San Fransicso Crime Data Analysis

Loading Libraries and Data

library(ggmap)
library(mapproj)
library(plyr)

Get Map of SF

sf = c(lon = -122.4167, lat = 37.7833)
sf.map = get_map(location = sf, zoom = 12, color = "color")
SF_MAP <- ggmap(sf.map, extent = "panel", maprange = FALSE)
SF_MAP

plot of chunk loadmap

Load crime data

SFPD_Incidents <- read.csv("C:/Users/LukasHalim/Documents/Dropbox/Leada/SFPD_Incidents.csv")

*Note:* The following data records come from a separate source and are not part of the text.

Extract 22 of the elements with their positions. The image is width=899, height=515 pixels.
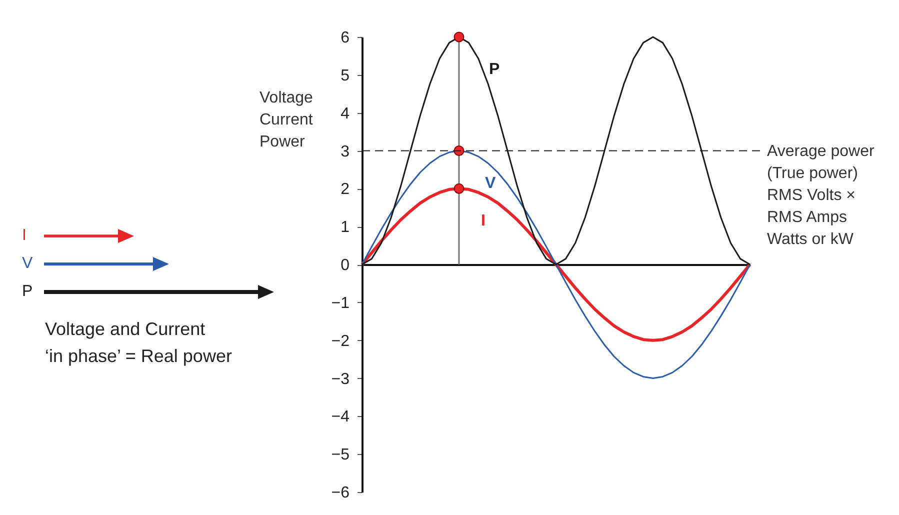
y-tick-label: −3 bbox=[331, 370, 350, 388]
y-tick-label: 1 bbox=[340, 219, 350, 236]
y-tick-label: 0 bbox=[340, 257, 350, 274]
y-tick-label: −4 bbox=[331, 408, 350, 426]
series-label: V bbox=[485, 174, 496, 192]
y-tick-label: −2 bbox=[331, 332, 350, 350]
y-tick-label: −5 bbox=[331, 446, 350, 464]
y-tick-label: 2 bbox=[340, 181, 350, 198]
text: Voltage and Current ‘in phase’ = Real power bbox=[45, 318, 232, 368]
ref-line-label: Average power (True power) RMS Volts × RMS Amps Watts or kW bbox=[767, 142, 875, 248]
y-tick-label: −1 bbox=[331, 294, 350, 312]
y-tick-label: 3 bbox=[340, 143, 350, 160]
y-tick-label: 4 bbox=[340, 105, 350, 122]
legend-label: I bbox=[22, 227, 28, 245]
y-tick-label: 5 bbox=[340, 67, 350, 84]
series-label: P bbox=[489, 61, 500, 78]
y-tick-label: −6 bbox=[331, 484, 350, 502]
y-axis-title: Voltage Current Power bbox=[260, 89, 314, 150]
text: I bbox=[481, 212, 486, 230]
text: P bbox=[22, 283, 33, 300]
y-tick-label: 6 bbox=[340, 30, 350, 46]
text: V bbox=[22, 255, 33, 272]
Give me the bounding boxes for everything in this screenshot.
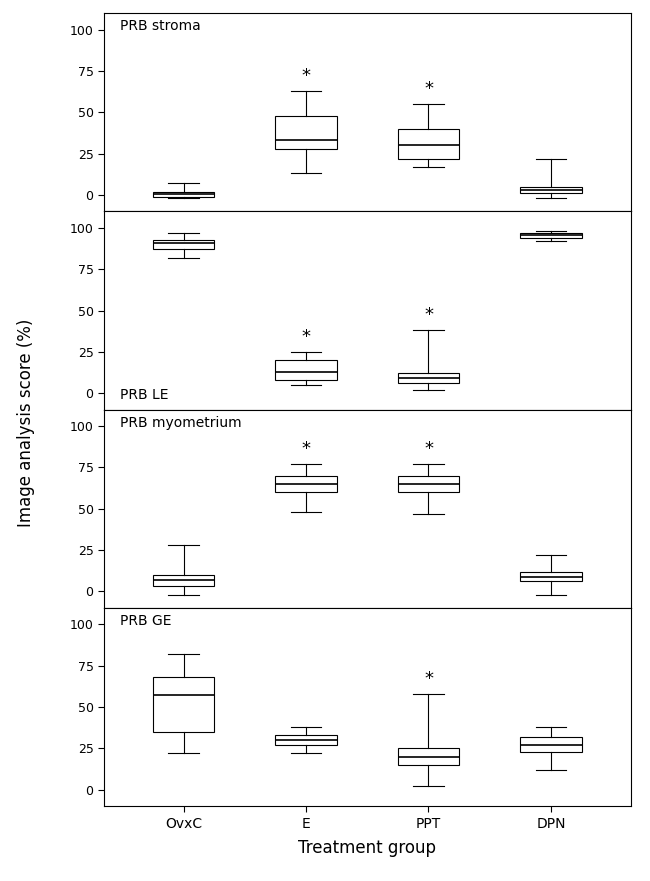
Text: *: * bbox=[302, 67, 311, 85]
PathPatch shape bbox=[153, 677, 215, 732]
PathPatch shape bbox=[398, 748, 459, 765]
PathPatch shape bbox=[520, 737, 582, 751]
Text: *: * bbox=[302, 328, 311, 346]
PathPatch shape bbox=[153, 240, 215, 249]
Text: *: * bbox=[302, 440, 311, 458]
Text: *: * bbox=[424, 440, 433, 458]
PathPatch shape bbox=[520, 187, 582, 193]
Text: PRB GE: PRB GE bbox=[120, 614, 172, 628]
PathPatch shape bbox=[276, 360, 337, 380]
PathPatch shape bbox=[276, 735, 337, 745]
PathPatch shape bbox=[398, 129, 459, 159]
Text: PRB LE: PRB LE bbox=[120, 388, 168, 402]
PathPatch shape bbox=[520, 233, 582, 238]
Text: PRB myometrium: PRB myometrium bbox=[120, 416, 241, 430]
Text: *: * bbox=[424, 307, 433, 324]
Text: *: * bbox=[424, 80, 433, 98]
PathPatch shape bbox=[153, 192, 215, 196]
PathPatch shape bbox=[276, 476, 337, 492]
PathPatch shape bbox=[398, 374, 459, 383]
Text: *: * bbox=[424, 670, 433, 688]
X-axis label: Treatment group: Treatment group bbox=[298, 839, 436, 857]
PathPatch shape bbox=[398, 476, 459, 492]
Text: PRB stroma: PRB stroma bbox=[120, 19, 201, 33]
PathPatch shape bbox=[520, 572, 582, 581]
Text: Image analysis score (%): Image analysis score (%) bbox=[17, 319, 35, 527]
PathPatch shape bbox=[153, 575, 215, 587]
PathPatch shape bbox=[276, 115, 337, 149]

Subset to look at just violent crimes

violent_crime_types <- c("ARSON", "SUICIDE", "ASSAULT", "SEX OFFENSES, FORCIBLE", 
    "ROBBERY")
violent_crimes <- subset(SFPD_Incidents, Category %in% violent_crime_types)
coordinates <- violent_crimes

Loading Shapefile using code found in tutorial: http://www.r-bloggers.com/shapefile-polygons-plotted-on-google-maps-using-ggmap-in-r-throw-some-throw-some-stats-on-that-mappart-2/

library(rgdal)
PD_Districts <- readOGR("C:\\Users\\LukasHalim\\Documents\\Dropbox\\Leada\\sfpd_districts", 
    "sfpd_districts")
## OGR data source with driver: ESRI Shapefile 
## Source: "C:\Users\LukasHalim\Documents\Dropbox\Leada\sfpd_districts", layer: "sfpd_districts"
## with 10 features and 3 fields
## Feature type: wkbPolygon with 2 dimensions
PD_Districts_df <- fortify(spTransform(PD_Districts, CRS("+proj=longlat +datum=WGS84")))

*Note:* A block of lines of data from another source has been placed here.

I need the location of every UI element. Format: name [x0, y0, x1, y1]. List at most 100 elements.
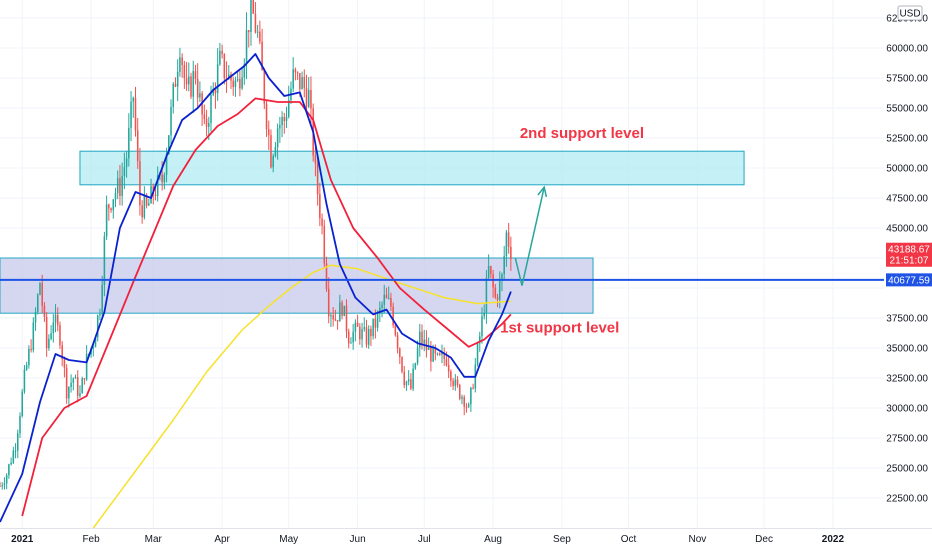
candle-body: [501, 274, 503, 281]
candle-body: [85, 353, 88, 380]
price-tick-label: 50000.00: [886, 164, 928, 175]
candle-body: [65, 367, 68, 399]
candle-body: [61, 345, 63, 360]
candle-body: [232, 80, 234, 87]
candle-body: [121, 176, 123, 196]
time-tick-label: Sep: [553, 534, 571, 545]
candle-body: [379, 307, 381, 313]
candle-body: [456, 379, 459, 385]
candle-body: [245, 29, 248, 64]
price-tick-label: 45000.00: [886, 224, 928, 235]
candle-body: [341, 302, 343, 317]
candle-body: [483, 312, 485, 317]
candle-body: [416, 347, 419, 364]
candle-body: [461, 397, 463, 399]
candle-body: [383, 294, 386, 305]
projection-arrow-path[interactable]: [514, 187, 545, 286]
candle-body: [407, 379, 410, 382]
candle-body: [172, 83, 175, 107]
price-tick-label: 32500.00: [886, 374, 928, 385]
candle-body: [205, 118, 208, 127]
candle-body: [92, 347, 95, 349]
candle-body: [28, 348, 30, 366]
candle-body: [185, 78, 188, 85]
time-tick-label: Mar: [145, 534, 163, 545]
candle-body: [176, 71, 179, 87]
annotation-text[interactable]: 1st support level: [500, 319, 619, 336]
candle-body: [310, 89, 312, 109]
candle-body: [212, 88, 215, 95]
candle-body: [325, 263, 328, 289]
candles-layer: [0, 0, 512, 490]
price-tag-value: 40677.59: [888, 275, 930, 286]
price-tag-countdown: 21:51:07: [890, 256, 929, 267]
candle-body: [354, 322, 357, 332]
candle-body: [370, 329, 372, 337]
candle-body: [478, 336, 481, 344]
support-zone-2[interactable]: [0, 257, 594, 314]
candle-body: [256, 31, 259, 33]
support-zone-1[interactable]: [79, 150, 745, 186]
candle-body: [412, 368, 414, 389]
candle-body: [467, 404, 470, 407]
candle-body: [507, 232, 510, 247]
candle-body: [227, 74, 230, 79]
price-tag-bg: [886, 273, 932, 287]
currency-badge[interactable]: [897, 5, 923, 21]
candle-body: [472, 387, 474, 389]
price-tick-label: 57500.00: [886, 74, 928, 85]
candle-body: [79, 393, 81, 396]
candle-body: [279, 125, 281, 129]
candle-body: [276, 128, 279, 148]
candle-body: [70, 382, 72, 388]
candle-body: [99, 314, 101, 316]
candle-body: [163, 174, 166, 183]
candle-body: [390, 297, 392, 307]
candle-body: [130, 101, 132, 128]
candle-body: [439, 353, 441, 355]
candle-body: [63, 359, 66, 368]
candle-body: [194, 71, 197, 80]
candle-body: [274, 147, 277, 156]
price-tick-label: 37500.00: [886, 314, 928, 325]
candle-body: [374, 318, 377, 328]
candle-body: [150, 186, 152, 204]
candle-body: [292, 69, 294, 89]
candle-body: [430, 347, 432, 362]
candle-body: [272, 155, 274, 168]
candle-body: [336, 320, 339, 322]
annotation-text[interactable]: 2nd support level: [520, 125, 644, 142]
currency-label: USD: [899, 9, 920, 20]
candle-body: [494, 287, 497, 298]
time-axis[interactable]: 2021 Feb Mar Apr May Jun Jul Aug Sep Oct Nov Dec 202…: [0, 528, 932, 550]
price-tick-label: 35000.00: [886, 344, 928, 355]
candle-body: [59, 325, 61, 346]
candle-body: [359, 326, 361, 340]
time-axis-bg: [0, 528, 932, 550]
candle-body: [294, 69, 297, 73]
candle-body: [16, 433, 19, 451]
candle-body: [25, 365, 28, 370]
candle-body: [96, 315, 99, 338]
candle-body: [381, 304, 383, 308]
candle-body: [254, 13, 257, 33]
candle-body: [103, 236, 106, 285]
candle-body: [287, 100, 290, 117]
candle-body: [323, 225, 326, 264]
candle-body: [372, 318, 374, 337]
candle-body: [116, 178, 119, 194]
candle-body: [445, 359, 448, 366]
candle-body: [352, 331, 354, 343]
candle-body: [452, 380, 454, 386]
price-tick-label: 27500.00: [886, 434, 928, 445]
candle-body: [199, 93, 201, 98]
time-tick-label: Aug: [484, 534, 502, 545]
candle-body: [436, 353, 439, 355]
candle-body: [81, 378, 83, 394]
candle-body: [139, 161, 141, 206]
candle-body: [136, 130, 139, 162]
candle-body: [399, 348, 401, 357]
candle-body: [427, 347, 430, 350]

Retreiving the center of each district so that the district name can be placed there. Had difficulty retrieving latitude and longitude of shapefile centers. Explanation found here: http://stackoverflow.com/questions/16462290/obtaining-latitude-and-longitude-with-from-spatial-objects-in-r

centers <- coordinates(spTransform(PD_Districts, CRS("+proj=longlat +datum=WGS84")))
DistrictCenters <- cbind(PD_Districts@data, centers[, 1], centers[, 2])
DistrictCenters <- rename(DistrictCenters, c(`centers[, 1]` = "long", `centers[, 2]` = "lat"))
SF_MAP <- SF_MAP + geom_text(data = DistrictCenters, aes(x = long, y = lat, 
    label = DISTRICT, group = NULL), size = 2.5)
SF_MAP <- SF_MAP + geom_polygon(aes(x = long, y = lat, group = group), fill = "grey", 
    size = 0.2, color = "black", data = PD_Districts_df, alpha = 0)

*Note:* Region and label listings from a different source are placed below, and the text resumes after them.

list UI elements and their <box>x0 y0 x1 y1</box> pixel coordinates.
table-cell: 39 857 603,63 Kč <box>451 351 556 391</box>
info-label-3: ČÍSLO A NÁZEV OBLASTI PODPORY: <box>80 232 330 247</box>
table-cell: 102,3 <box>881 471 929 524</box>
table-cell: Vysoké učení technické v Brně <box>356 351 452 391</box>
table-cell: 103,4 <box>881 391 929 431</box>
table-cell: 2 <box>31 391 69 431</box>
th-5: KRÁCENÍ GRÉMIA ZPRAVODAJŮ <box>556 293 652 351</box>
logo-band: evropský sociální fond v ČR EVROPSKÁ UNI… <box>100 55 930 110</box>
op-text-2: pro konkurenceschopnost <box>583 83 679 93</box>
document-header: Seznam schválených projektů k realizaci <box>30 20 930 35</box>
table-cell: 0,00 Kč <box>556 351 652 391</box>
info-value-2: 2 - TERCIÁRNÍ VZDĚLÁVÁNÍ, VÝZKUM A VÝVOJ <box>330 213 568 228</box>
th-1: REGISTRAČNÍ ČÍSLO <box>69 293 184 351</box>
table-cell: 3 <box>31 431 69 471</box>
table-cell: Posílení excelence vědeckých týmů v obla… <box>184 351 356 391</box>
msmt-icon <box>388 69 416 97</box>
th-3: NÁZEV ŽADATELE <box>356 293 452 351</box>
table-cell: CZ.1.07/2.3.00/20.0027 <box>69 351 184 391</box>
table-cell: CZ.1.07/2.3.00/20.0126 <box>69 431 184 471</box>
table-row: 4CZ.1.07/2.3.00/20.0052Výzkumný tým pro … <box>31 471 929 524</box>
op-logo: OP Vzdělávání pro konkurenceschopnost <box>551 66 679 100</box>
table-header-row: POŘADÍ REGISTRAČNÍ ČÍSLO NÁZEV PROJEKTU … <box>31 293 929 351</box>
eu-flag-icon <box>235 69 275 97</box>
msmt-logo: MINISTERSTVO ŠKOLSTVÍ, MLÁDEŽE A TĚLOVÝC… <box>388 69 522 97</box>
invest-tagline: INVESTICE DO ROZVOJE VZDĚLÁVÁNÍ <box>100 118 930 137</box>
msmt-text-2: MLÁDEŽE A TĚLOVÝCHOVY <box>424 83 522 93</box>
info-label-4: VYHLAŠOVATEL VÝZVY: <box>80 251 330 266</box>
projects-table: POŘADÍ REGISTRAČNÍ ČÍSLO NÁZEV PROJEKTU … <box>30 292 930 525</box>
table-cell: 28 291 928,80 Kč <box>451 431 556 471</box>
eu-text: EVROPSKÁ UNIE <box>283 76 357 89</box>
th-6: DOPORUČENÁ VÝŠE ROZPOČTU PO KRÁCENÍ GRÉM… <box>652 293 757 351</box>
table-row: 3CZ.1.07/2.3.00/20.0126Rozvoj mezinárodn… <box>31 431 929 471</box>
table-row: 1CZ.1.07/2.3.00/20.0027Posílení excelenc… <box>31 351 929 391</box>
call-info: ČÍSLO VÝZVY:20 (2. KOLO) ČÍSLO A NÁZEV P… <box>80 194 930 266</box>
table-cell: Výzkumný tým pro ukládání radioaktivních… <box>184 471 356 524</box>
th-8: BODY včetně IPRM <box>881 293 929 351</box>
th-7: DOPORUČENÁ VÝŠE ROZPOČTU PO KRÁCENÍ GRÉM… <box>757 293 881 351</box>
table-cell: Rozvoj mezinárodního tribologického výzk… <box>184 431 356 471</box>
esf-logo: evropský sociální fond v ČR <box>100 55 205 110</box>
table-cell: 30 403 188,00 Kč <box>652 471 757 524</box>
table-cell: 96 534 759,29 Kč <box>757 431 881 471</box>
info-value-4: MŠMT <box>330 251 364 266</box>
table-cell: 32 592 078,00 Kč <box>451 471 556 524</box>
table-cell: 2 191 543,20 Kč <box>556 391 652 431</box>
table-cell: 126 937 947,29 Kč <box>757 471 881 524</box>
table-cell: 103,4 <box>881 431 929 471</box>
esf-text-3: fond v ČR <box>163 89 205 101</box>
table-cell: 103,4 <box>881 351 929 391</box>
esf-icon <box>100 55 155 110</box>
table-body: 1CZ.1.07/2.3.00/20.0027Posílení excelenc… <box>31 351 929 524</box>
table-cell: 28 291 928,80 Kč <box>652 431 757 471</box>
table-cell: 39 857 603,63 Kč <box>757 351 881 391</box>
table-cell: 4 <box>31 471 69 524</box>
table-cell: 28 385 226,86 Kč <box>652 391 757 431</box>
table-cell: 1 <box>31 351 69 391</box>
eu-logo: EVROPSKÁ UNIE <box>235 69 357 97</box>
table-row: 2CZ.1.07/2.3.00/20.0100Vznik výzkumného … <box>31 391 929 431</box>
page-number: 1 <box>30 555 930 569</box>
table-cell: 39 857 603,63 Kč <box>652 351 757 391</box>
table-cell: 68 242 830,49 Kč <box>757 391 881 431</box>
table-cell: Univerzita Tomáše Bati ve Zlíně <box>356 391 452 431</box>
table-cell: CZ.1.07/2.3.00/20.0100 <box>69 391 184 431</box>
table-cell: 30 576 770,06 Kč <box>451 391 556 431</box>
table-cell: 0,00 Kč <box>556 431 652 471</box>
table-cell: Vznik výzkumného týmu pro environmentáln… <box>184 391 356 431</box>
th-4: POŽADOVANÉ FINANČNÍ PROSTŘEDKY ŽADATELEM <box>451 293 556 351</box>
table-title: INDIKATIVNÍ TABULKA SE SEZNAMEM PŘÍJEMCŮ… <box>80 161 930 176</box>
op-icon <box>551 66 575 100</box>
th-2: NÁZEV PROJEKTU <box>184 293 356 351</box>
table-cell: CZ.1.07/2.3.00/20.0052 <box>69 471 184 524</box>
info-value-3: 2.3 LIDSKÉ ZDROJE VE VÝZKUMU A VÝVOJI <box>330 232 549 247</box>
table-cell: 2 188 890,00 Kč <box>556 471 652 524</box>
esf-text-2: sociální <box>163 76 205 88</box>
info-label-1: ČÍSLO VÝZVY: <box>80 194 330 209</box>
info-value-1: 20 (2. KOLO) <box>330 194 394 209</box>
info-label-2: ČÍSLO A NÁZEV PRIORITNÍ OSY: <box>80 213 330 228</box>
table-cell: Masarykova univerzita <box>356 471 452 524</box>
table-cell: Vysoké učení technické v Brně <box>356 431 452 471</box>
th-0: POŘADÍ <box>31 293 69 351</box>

Display Map with police districts from shapefile overlayed

SF_MAP

plot of chunk Display Map with Districts

Get the areas for each PD District Total area is about 45 square miles… pretty close to the figure given on wikipedia

PD_Areas <- sapply(1:10, function(x) (PD_Districts@polygons[[x]]@area))/27878400
sum(PD_Areas)
## [1] 44.95

Divide violent crimes by square mile

violent_crimes_per_sq_mi <- prop.table(table(violent_crimes$PdDistrict)/PD_Areas)
violent_crimes_per_sq_mi <- cbind(violent_crimes_per_sq_mi = as.vector(violent_crimes_per_sq_mi), 
    id = 0:9)

PD_Districts_df <- merge(PD_Districts_df, violent_crimes_per_sq_mi, by = c("id"))
SF_MAP <- SF_MAP + geom_polygon(aes(x = long, y = lat, group = group, alpha = as.factor(violent_crimes_per_sq_mi)), 
    size = 0.1, fill = "red", color = "black", data = PD_Districts_df)
SF_MAP <- SF_MAP + theme(strip.background = element_blank(), strip.text.y = element_blank(), 
    legend.text = element_blank(), legend.title = element_blank(), legend.position = "none")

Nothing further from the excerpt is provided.